Un nouveau projet de loi modifiant la loi sur les jeunes contrevenants, déposé jeudi le 11 mars aux communes par la ministre de la justice Anne McLellan impose un autre virage à droite dans la politique sociale canadienne.

Le projet de loi, discuté depuis un an, puise en large mesure dans le programme de la loi et de l'ordre du Parti Réformiste de Preston Manning et de la politique de droite des conservateurs de Harris en Ontario. Si le projet a été si long à aboutir au parlement, c'est parce qu'il soulevait l'opposition de la part de groupes de défense, avocats de la défense, travailleurs et intervenants des centres-jeunesse et du ministre de la justice du Québec.

McLellan a finalement trouvé la solution satisfaisant les demandes du Québec en donnant la liberté au gouvernement de chaque province de choisir d'appliquer ou non les nouvelles dispositions ( en vertu de la constitution canadienne, les provinces ont la responsabilité de l'application du droit criminel ).

Les réformistes, qui forment l'opposition officielle au parlement, ont été outrés par la mollesse de la proposition libérale. Ils ont dénoncés McLellan pour ne pas avoir abaissé l'âge de la criminalisation des jeunes à dix ans et d'avoir maintenu la catégorie « jeunes contrevenants» ayant juridiction pour la plupart des infractions commises par des jeunes entre 14 et 17 ans. Les réformistes demandaient que les jeunes de 16 et 17 ans soient accusés devant les tribunaux pour adultes même pour les infractions mineures. De plus, ils dénoncent la ministre pour avoir laissé la latitude aux provinces quant à l'application des nouvelles mesures, une attaque, disent-ils, contre l'uniformité canadienne du droit criminel.

Les cyniques calculs politiques derrière la présentation du projet de loi sont clairement exprimés par le contenu de la déclaration faite par l'une des aides de McLellan au journal The Globe and Mail : « Nous voulons aller à droite, mais juste assez pour les laisser ( les réformistes ) avec les 10 ans. »

Les opposants à la loi actuelle sur les jeunes contrevenants dénoncent le système comme étant une véritable pépinière du crime parmi les jeunes, nourri par le libéralisme judiciaire actuel. C'est une grossière déformation de la réalité. Premièrement le taux général de criminalité a diminué constamment depuis 1990. Même le nombre de crimes violents commis par des jeunes, qui avait effectivement grimpé au cours de la première moitié de cette décennie, a diminué de plus de 2% entre 1995 et 1997.

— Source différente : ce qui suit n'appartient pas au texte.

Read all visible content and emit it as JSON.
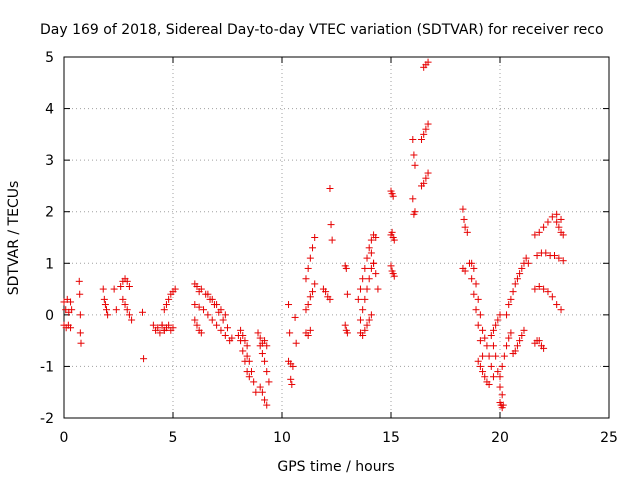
{
  "chart_data": {
    "type": "scatter",
    "title": "Day 169 of 2018, Sidereal Day-to-day VTEC variation (SDTVAR) for receiver reco",
    "xlabel": "GPS time / hours",
    "ylabel": "SDTVAR / TECUs",
    "xlim": [
      0,
      25
    ],
    "ylim": [
      -2,
      5
    ],
    "xticks": [
      "0",
      "5",
      "10",
      "15",
      "20",
      "25"
    ],
    "yticks": [
      "-2",
      "-1",
      "0",
      "1",
      "2",
      "3",
      "4",
      "5"
    ],
    "grid": true,
    "marker": "+",
    "color": "#e60000",
    "segments": [
      {
        "x": [
          0.0,
          0.08,
          0.15,
          0.22,
          0.3,
          0.35
        ],
        "y": [
          0.25,
          0.1,
          0.3,
          0.05,
          0.25,
          0.1
        ]
      },
      {
        "x": [
          0.0,
          0.1,
          0.2,
          0.3
        ],
        "y": [
          -0.2,
          -0.25,
          -0.2,
          -0.25
        ]
      },
      {
        "x": [
          0.7,
          0.72,
          0.75
        ],
        "y": [
          0.65,
          0.4,
          0.0
        ]
      },
      {
        "x": [
          0.75,
          0.78
        ],
        "y": [
          -0.35,
          -0.55
        ]
      },
      {
        "x": [
          1.8,
          1.85,
          1.9,
          1.95,
          2.0
        ],
        "y": [
          0.5,
          0.3,
          0.2,
          0.1,
          0.0
        ]
      },
      {
        "x": [
          2.3,
          2.4
        ],
        "y": [
          0.5,
          0.1
        ]
      },
      {
        "x": [
          2.6,
          2.7,
          2.8,
          2.9,
          3.0
        ],
        "y": [
          0.55,
          0.65,
          0.7,
          0.65,
          0.55
        ]
      },
      {
        "x": [
          2.7,
          2.8,
          2.9,
          3.0,
          3.1
        ],
        "y": [
          0.3,
          0.2,
          0.1,
          0.0,
          -0.1
        ]
      },
      {
        "x": [
          3.6,
          3.65
        ],
        "y": [
          0.05,
          -0.85
        ]
      },
      {
        "x": [
          4.1,
          4.2,
          4.3,
          4.4,
          4.5,
          4.6
        ],
        "y": [
          -0.2,
          -0.3,
          -0.25,
          -0.35,
          -0.2,
          -0.3
        ]
      },
      {
        "x": [
          4.5,
          4.6,
          4.7,
          4.8,
          4.9,
          5.0
        ],
        "y": [
          -0.2,
          -0.3,
          -0.25,
          -0.2,
          -0.3,
          -0.25
        ]
      },
      {
        "x": [
          4.6,
          4.7,
          4.8,
          4.9,
          5.0,
          5.1
        ],
        "y": [
          0.1,
          0.2,
          0.3,
          0.4,
          0.45,
          0.5
        ]
      },
      {
        "x": [
          6.0,
          6.1,
          6.2,
          6.3,
          6.5,
          6.7,
          6.9,
          7.1,
          7.3,
          7.5,
          7.7
        ],
        "y": [
          0.6,
          0.55,
          0.45,
          0.5,
          0.4,
          0.3,
          0.2,
          0.05,
          -0.1,
          -0.25,
          -0.45
        ]
      },
      {
        "x": [
          6.0,
          6.2,
          6.4,
          6.6,
          6.8,
          7.0,
          7.2,
          7.4,
          7.6
        ],
        "y": [
          0.2,
          0.15,
          0.1,
          0.0,
          -0.1,
          -0.2,
          -0.3,
          -0.4,
          -0.5
        ]
      },
      {
        "x": [
          6.0,
          6.1,
          6.2,
          6.3
        ],
        "y": [
          -0.1,
          -0.2,
          -0.3,
          -0.35
        ]
      },
      {
        "x": [
          6.6,
          6.8,
          7.0,
          7.2,
          7.4
        ],
        "y": [
          0.4,
          0.3,
          0.2,
          0.1,
          0.0
        ]
      },
      {
        "x": [
          8.0,
          8.1,
          8.2,
          8.3,
          8.4,
          8.5
        ],
        "y": [
          -0.4,
          -0.5,
          -0.7,
          -0.9,
          -1.1,
          -1.2
        ]
      },
      {
        "x": [
          8.1,
          8.2,
          8.3,
          8.4
        ],
        "y": [
          -0.3,
          -0.4,
          -0.5,
          -0.6
        ]
      },
      {
        "x": [
          8.4,
          8.5,
          8.6,
          8.7,
          8.8
        ],
        "y": [
          -0.8,
          -0.9,
          -1.1,
          -1.3,
          -1.5
        ]
      },
      {
        "x": [
          9.0,
          9.1,
          9.2,
          9.3,
          9.4
        ],
        "y": [
          -0.6,
          -0.75,
          -0.9,
          -1.1,
          -1.3
        ]
      },
      {
        "x": [
          9.0,
          9.1,
          9.2,
          9.3
        ],
        "y": [
          -1.4,
          -1.5,
          -1.65,
          -1.75
        ]
      },
      {
        "x": [
          8.9,
          9.0,
          9.1,
          9.2,
          9.3
        ],
        "y": [
          -0.35,
          -0.45,
          -0.55,
          -0.5,
          -0.6
        ]
      },
      {
        "x": [
          10.3,
          10.35
        ],
        "y": [
          0.2,
          -0.35
        ]
      },
      {
        "x": [
          10.3,
          10.4,
          10.5
        ],
        "y": [
          -0.9,
          -0.95,
          -1.0
        ]
      },
      {
        "x": [
          10.4,
          10.45
        ],
        "y": [
          -1.25,
          -1.35
        ]
      },
      {
        "x": [
          10.6,
          10.65
        ],
        "y": [
          -0.05,
          -0.55
        ]
      },
      {
        "x": [
          11.1,
          11.2,
          11.3,
          11.4,
          11.5
        ],
        "y": [
          0.7,
          0.9,
          1.1,
          1.3,
          1.5
        ]
      },
      {
        "x": [
          11.1,
          11.2,
          11.3,
          11.4,
          11.5
        ],
        "y": [
          0.1,
          0.2,
          0.35,
          0.45,
          0.6
        ]
      },
      {
        "x": [
          11.1,
          11.2,
          11.3
        ],
        "y": [
          -0.35,
          -0.4,
          -0.3
        ]
      },
      {
        "x": [
          11.9,
          12.0,
          12.1,
          12.2
        ],
        "y": [
          0.5,
          0.45,
          0.35,
          0.3
        ]
      },
      {
        "x": [
          12.2,
          12.25,
          12.3
        ],
        "y": [
          2.45,
          1.75,
          1.45
        ]
      },
      {
        "x": [
          12.9,
          12.95,
          13.0
        ],
        "y": [
          0.95,
          0.9,
          0.4
        ]
      },
      {
        "x": [
          12.9,
          12.95,
          13.0
        ],
        "y": [
          -0.2,
          -0.3,
          -0.35
        ]
      },
      {
        "x": [
          13.5,
          13.6,
          13.7,
          13.8,
          13.9,
          14.0,
          14.1,
          14.2,
          14.3
        ],
        "y": [
          0.3,
          0.5,
          0.7,
          0.9,
          1.1,
          1.3,
          1.45,
          1.55,
          1.5
        ]
      },
      {
        "x": [
          13.6,
          13.7,
          13.8,
          13.9,
          14.0,
          14.1,
          14.2
        ],
        "y": [
          -0.1,
          0.1,
          0.3,
          0.5,
          0.7,
          0.9,
          1.0
        ]
      },
      {
        "x": [
          13.6,
          13.7,
          13.8,
          13.9,
          14.0,
          14.1
        ],
        "y": [
          -0.35,
          -0.4,
          -0.3,
          -0.2,
          -0.1,
          0.0
        ]
      },
      {
        "x": [
          14.1,
          14.2,
          14.3,
          14.4
        ],
        "y": [
          1.2,
          1.0,
          0.8,
          0.5
        ]
      },
      {
        "x": [
          15.0,
          15.05,
          15.1
        ],
        "y": [
          2.4,
          2.35,
          2.3
        ]
      },
      {
        "x": [
          15.0,
          15.05,
          15.1,
          15.15
        ],
        "y": [
          1.55,
          1.6,
          1.5,
          1.45
        ]
      },
      {
        "x": [
          15.0,
          15.05,
          15.1,
          15.15
        ],
        "y": [
          0.95,
          0.85,
          0.8,
          0.75
        ]
      },
      {
        "x": [
          16.0,
          16.05,
          16.1
        ],
        "y": [
          3.4,
          3.1,
          2.9
        ]
      },
      {
        "x": [
          16.0,
          16.05,
          16.1
        ],
        "y": [
          2.25,
          1.95,
          2.0
        ]
      },
      {
        "x": [
          16.4,
          16.5,
          16.6,
          16.7
        ],
        "y": [
          3.4,
          3.5,
          3.6,
          3.7
        ]
      },
      {
        "x": [
          16.5,
          16.6,
          16.7
        ],
        "y": [
          4.8,
          4.85,
          4.9
        ]
      },
      {
        "x": [
          16.4,
          16.5,
          16.6,
          16.7
        ],
        "y": [
          2.5,
          2.55,
          2.65,
          2.75
        ]
      },
      {
        "x": [
          18.3,
          18.35,
          18.4,
          18.5
        ],
        "y": [
          2.05,
          1.85,
          1.7,
          1.6
        ]
      },
      {
        "x": [
          18.3,
          18.4
        ],
        "y": [
          0.9,
          0.85
        ]
      },
      {
        "x": [
          18.6,
          18.7,
          18.8,
          18.9,
          19.0,
          19.1,
          19.2
        ],
        "y": [
          1.0,
          0.7,
          0.4,
          0.1,
          -0.2,
          -0.5,
          -0.8
        ]
      },
      {
        "x": [
          18.7,
          18.8,
          18.9,
          19.0,
          19.1
        ],
        "y": [
          1.0,
          0.9,
          0.6,
          0.3,
          0.0
        ]
      },
      {
        "x": [
          19.2,
          19.3,
          19.4,
          19.5,
          19.6,
          19.7
        ],
        "y": [
          -0.3,
          -0.45,
          -0.6,
          -0.8,
          -1.0,
          -1.2
        ]
      },
      {
        "x": [
          19.0,
          19.1,
          19.2,
          19.3,
          19.4,
          19.5
        ],
        "y": [
          -0.9,
          -1.0,
          -1.1,
          -1.2,
          -1.3,
          -1.35
        ]
      },
      {
        "x": [
          19.6,
          19.7,
          19.8,
          19.9,
          20.0,
          20.1
        ],
        "y": [
          -0.4,
          -0.6,
          -0.8,
          -1.1,
          -1.4,
          -1.55
        ]
      },
      {
        "x": [
          19.7,
          19.8,
          19.9,
          20.0
        ],
        "y": [
          -0.3,
          -0.2,
          -0.1,
          0.0
        ]
      },
      {
        "x": [
          20.0,
          20.05,
          20.1,
          20.15
        ],
        "y": [
          -1.7,
          -1.75,
          -1.8,
          -1.75
        ]
      },
      {
        "x": [
          20.0,
          20.1,
          20.2,
          20.3,
          20.4,
          20.5
        ],
        "y": [
          -1.2,
          -1.0,
          -0.8,
          -0.6,
          -0.45,
          -0.35
        ]
      },
      {
        "x": [
          20.3,
          20.4,
          20.5,
          20.6,
          20.7,
          20.8
        ],
        "y": [
          0.0,
          0.2,
          0.3,
          0.45,
          0.6,
          0.7
        ]
      },
      {
        "x": [
          20.6,
          20.7,
          20.8,
          20.9,
          21.0,
          21.1
        ],
        "y": [
          -0.75,
          -0.7,
          -0.6,
          -0.5,
          -0.4,
          -0.3
        ]
      },
      {
        "x": [
          20.9,
          21.0,
          21.1,
          21.2,
          21.3
        ],
        "y": [
          0.8,
          0.9,
          1.0,
          1.1,
          1.0
        ]
      },
      {
        "x": [
          21.6,
          21.8,
          22.0,
          22.2,
          22.4,
          22.6,
          22.8
        ],
        "y": [
          1.55,
          1.6,
          1.7,
          1.8,
          1.9,
          1.95,
          1.85
        ]
      },
      {
        "x": [
          21.7,
          21.9,
          22.1,
          22.3,
          22.5,
          22.7,
          22.9
        ],
        "y": [
          1.15,
          1.2,
          1.2,
          1.15,
          1.15,
          1.1,
          1.05
        ]
      },
      {
        "x": [
          21.6,
          21.8,
          22.0,
          22.2,
          22.4,
          22.6,
          22.8
        ],
        "y": [
          0.5,
          0.55,
          0.5,
          0.45,
          0.35,
          0.2,
          0.1
        ]
      },
      {
        "x": [
          21.6,
          21.7,
          21.8,
          21.9,
          22.0
        ],
        "y": [
          -0.55,
          -0.5,
          -0.5,
          -0.6,
          -0.65
        ]
      },
      {
        "x": [
          22.6,
          22.7,
          22.8,
          22.9
        ],
        "y": [
          1.8,
          1.7,
          1.6,
          1.55
        ]
      }
    ]
  }
}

Deuxièmement, le Canada est loin de traiter les jeunes contrevenants avec trop d'indulgence. Le Canada incarcère deux fois plus de jeunes que la plupart des États américains et dix fois plus que nombre de pays européens. En 1997, seulement un quart des jeunes contrevenants ont été dirigés vers des travaux communautaires dans le cadre d'un programme de réhabilitation, au lieu d'avoir eux des accusations de portées, contrairement à un peu plus de 50% en Angleterre et aux États-Unis. Un jeunes contrevenant au Canada, a une probabilité quatre fois plus élevée qu'un accusé adulte, de se voir imposer une forme ou une autre de détention, bien que 82% des accusations portées contre les jeunes, en 1997, l'étaient pour des crimes non violents, tel la possession de stupéfiants et le vol à l'étalage

Les changements proposés sont fondamentalement réactionnaires et répressifs. La réforme repose sur le principe de la sanction pénale au lieu de la réhabilitation et transfère en grande mesure la responsabilité du problème social qu'est la criminalité aux jeunes en tant qu'individus, et à leurs parents et familles.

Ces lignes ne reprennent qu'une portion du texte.